Não é segredo que somos nós, países do Norte, os maiores responsáveis pelas alterações climáticas, embora as suas consequências recaiam principalmente sobre os países do Sul Global.

A desigualdade entre os países do Norte e do Sul Global em relação às alterações climáticas é um tema central no debate sobre justiça climática.

Não é segredo que somos nós, os países de Norte, os maiores responsáveis pelas alterações climática e historicamente responsáveis pelo aumento das emissões de gases de efeito estufa. Somos também nós, países do Norte, que temos maior capacidade em mitigar as emissões de GEE e nos adaptar às consequências que os impactes das alterações climáticas nos podem trazer.

Por outro lado, embora contribuindo muitíssimo menos para o aquecimento do planeta, os países do Sul Global, são desproporcionalmente mais vulneráveis aos impactes mais severos causados pelas alterações climáticas como catástrofes naturais ou insegurança alimentar. Eventos esses derivados daqueles que mais emitem GEE, ou seja, nós: os países do Norte.

Como se enquadra nesta realidade o financiamento verde da União Europeia?

As exigências relacionadas com a mitigação das alterações climáticas no acesso a capital são cada vez mais rigorosas a nível europeu e com consequências a nível mundial. Impulsionados pelo Pacto Ecológico Europeu, investidores e instituições financeiras valorizam empresas com estratégias claras de redução de emissões, metas de neutralidade de carbono, transparência nas divulgações ambientais e a integração de critérios ESG nas suas operações. Empresas que não atendem a essas exigências enfrentam maiores dificuldades em garantir financiamento competitivo e atrair investidores. Tudo isto faz sentido numa Europa onde a tecnologia está disponível, as infraestruturas existem e a segurança ainda está presente.

Mas como se enquadram estas exigências nas empresas que operam em África? Onde não está disponível a tecnologia ou infraestrutura para optar por veículos elétricos ou alternativas de maior eficiência energética. Onde o custo do transporte de certas tecnologias ainda inviabiliza o modelo de negócio ocidental? Onde a prioridade reside na necessidade que uma estrada consiga resistir às inundações cada vez mais frequentes; e na urgência que as plantações agrícolas consigam adaptar-se aos novos padrões de precipitação.  Onde a manutenção é inexistente e a prioridade é o presente: salvar vidas hoje e no futuro.

Neste contexto Africano, a adaptação aos impactes das alterações climáticas torna-se fundamental e prioritária. E por isso, a inclusão do fator resiliência e capacidade de adaptação, devem ser também fatores decisivos na análise do risco presente e futuro. Enquanto no Norte muitas das práticas “verdes” são de mitigação sendo isso que se valoriza pelos investidores, na realidade, no Sul as práticas mais “verdes” são as de adaptação, para as quais o Norte ainda não consegue incorporar nos seus modelos.

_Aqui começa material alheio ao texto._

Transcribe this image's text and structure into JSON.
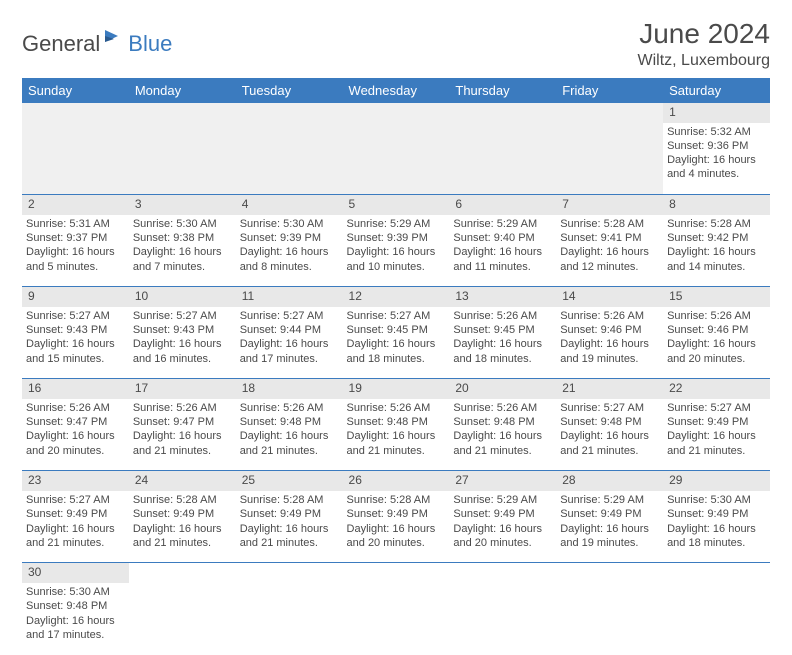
{
  "logo": {
    "dark": "General",
    "blue": "Blue"
  },
  "header": {
    "month": "June 2024",
    "location": "Wiltz, Luxembourg"
  },
  "colors": {
    "header_bg": "#3b7bbf",
    "header_fg": "#ffffff",
    "daynum_bg": "#e8e8e8",
    "text": "#4a4a4a",
    "rule": "#3b7bbf"
  },
  "weekdays": [
    "Sunday",
    "Monday",
    "Tuesday",
    "Wednesday",
    "Thursday",
    "Friday",
    "Saturday"
  ],
  "weeks": [
    [
      null,
      null,
      null,
      null,
      null,
      null,
      {
        "n": "1",
        "sr": "Sunrise: 5:32 AM",
        "ss": "Sunset: 9:36 PM",
        "dl": "Daylight: 16 hours and 4 minutes."
      }
    ],
    [
      {
        "n": "2",
        "sr": "Sunrise: 5:31 AM",
        "ss": "Sunset: 9:37 PM",
        "dl": "Daylight: 16 hours and 5 minutes."
      },
      {
        "n": "3",
        "sr": "Sunrise: 5:30 AM",
        "ss": "Sunset: 9:38 PM",
        "dl": "Daylight: 16 hours and 7 minutes."
      },
      {
        "n": "4",
        "sr": "Sunrise: 5:30 AM",
        "ss": "Sunset: 9:39 PM",
        "dl": "Daylight: 16 hours and 8 minutes."
      },
      {
        "n": "5",
        "sr": "Sunrise: 5:29 AM",
        "ss": "Sunset: 9:39 PM",
        "dl": "Daylight: 16 hours and 10 minutes."
      },
      {
        "n": "6",
        "sr": "Sunrise: 5:29 AM",
        "ss": "Sunset: 9:40 PM",
        "dl": "Daylight: 16 hours and 11 minutes."
      },
      {
        "n": "7",
        "sr": "Sunrise: 5:28 AM",
        "ss": "Sunset: 9:41 PM",
        "dl": "Daylight: 16 hours and 12 minutes."
      },
      {
        "n": "8",
        "sr": "Sunrise: 5:28 AM",
        "ss": "Sunset: 9:42 PM",
        "dl": "Daylight: 16 hours and 14 minutes."
      }
    ],
    [
      {
        "n": "9",
        "sr": "Sunrise: 5:27 AM",
        "ss": "Sunset: 9:43 PM",
        "dl": "Daylight: 16 hours and 15 minutes."
      },
      {
        "n": "10",
        "sr": "Sunrise: 5:27 AM",
        "ss": "Sunset: 9:43 PM",
        "dl": "Daylight: 16 hours and 16 minutes."
      },
      {
        "n": "11",
        "sr": "Sunrise: 5:27 AM",
        "ss": "Sunset: 9:44 PM",
        "dl": "Daylight: 16 hours and 17 minutes."
      },
      {
        "n": "12",
        "sr": "Sunrise: 5:27 AM",
        "ss": "Sunset: 9:45 PM",
        "dl": "Daylight: 16 hours and 18 minutes."
      },
      {
        "n": "13",
        "sr": "Sunrise: 5:26 AM",
        "ss": "Sunset: 9:45 PM",
        "dl": "Daylight: 16 hours and 18 minutes."
      },
      {
        "n": "14",
        "sr": "Sunrise: 5:26 AM",
        "ss": "Sunset: 9:46 PM",
        "dl": "Daylight: 16 hours and 19 minutes."
      },
      {
        "n": "15",
        "sr": "Sunrise: 5:26 AM",
        "ss": "Sunset: 9:46 PM",
        "dl": "Daylight: 16 hours and 20 minutes."
      }
    ],
    [
      {
        "n": "16",
        "sr": "Sunrise: 5:26 AM",
        "ss": "Sunset: 9:47 PM",
        "dl": "Daylight: 16 hours and 20 minutes."
      },
      {
        "n": "17",
        "sr": "Sunrise: 5:26 AM",
        "ss": "Sunset: 9:47 PM",
        "dl": "Daylight: 16 hours and 21 minutes."
      },
      {
        "n": "18",
        "sr": "Sunrise: 5:26 AM",
        "ss": "Sunset: 9:48 PM",
        "dl": "Daylight: 16 hours and 21 minutes."
      },
      {
        "n": "19",
        "sr": "Sunrise: 5:26 AM",
        "ss": "Sunset: 9:48 PM",
        "dl": "Daylight: 16 hours and 21 minutes."
      },
      {
        "n": "20",
        "sr": "Sunrise: 5:26 AM",
        "ss": "Sunset: 9:48 PM",
        "dl": "Daylight: 16 hours and 21 minutes."
      },
      {
        "n": "21",
        "sr": "Sunrise: 5:27 AM",
        "ss": "Sunset: 9:48 PM",
        "dl": "Daylight: 16 hours and 21 minutes."
      },
      {
        "n": "22",
        "sr": "Sunrise: 5:27 AM",
        "ss": "Sunset: 9:49 PM",
        "dl": "Daylight: 16 hours and 21 minutes."
      }
    ],
    [
      {
        "n": "23",
        "sr": "Sunrise: 5:27 AM",
        "ss": "Sunset: 9:49 PM",
        "dl": "Daylight: 16 hours and 21 minutes."
      },
      {
        "n": "24",
        "sr": "Sunrise: 5:28 AM",
        "ss": "Sunset: 9:49 PM",
        "dl": "Daylight: 16 hours and 21 minutes."
      },
      {
        "n": "25",
        "sr": "Sunrise: 5:28 AM",
        "ss": "Sunset: 9:49 PM",
        "dl": "Daylight: 16 hours and 21 minutes."
      },
      {
        "n": "26",
        "sr": "Sunrise: 5:28 AM",
        "ss": "Sunset: 9:49 PM",
        "dl": "Daylight: 16 hours and 20 minutes."
      },
      {
        "n": "27",
        "sr": "Sunrise: 5:29 AM",
        "ss": "Sunset: 9:49 PM",
        "dl": "Daylight: 16 hours and 20 minutes."
      },
      {
        "n": "28",
        "sr": "Sunrise: 5:29 AM",
        "ss": "Sunset: 9:49 PM",
        "dl": "Daylight: 16 hours and 19 minutes."
      },
      {
        "n": "29",
        "sr": "Sunrise: 5:30 AM",
        "ss": "Sunset: 9:49 PM",
        "dl": "Daylight: 16 hours and 18 minutes."
      }
    ],
    [
      {
        "n": "30",
        "sr": "Sunrise: 5:30 AM",
        "ss": "Sunset: 9:48 PM",
        "dl": "Daylight: 16 hours and 17 minutes."
      },
      null,
      null,
      null,
      null,
      null,
      null
    ]
  ]
}
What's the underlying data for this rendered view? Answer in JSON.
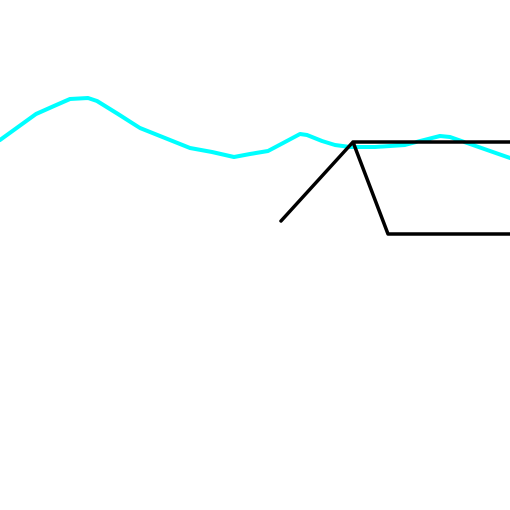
{
  "canvas": {
    "background": "#ffffff"
  },
  "strokes": {
    "cyan_color": "#00ffff",
    "black_color": "#000000"
  }
}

Há que adaptar as exigências da transição verde ao contexto local em causa. África é diferente da Europa. As boas práticas verdes Europeias não são, necessariamente, as melhores práticas verdes em contextos Africanos. Há que ajustar as exigências à realidade. Sem isso, não só não é justo, mas o custo social é demasiado elevado.

Em África é a resiliência às alterações climáticas que importa.

E isso também conta.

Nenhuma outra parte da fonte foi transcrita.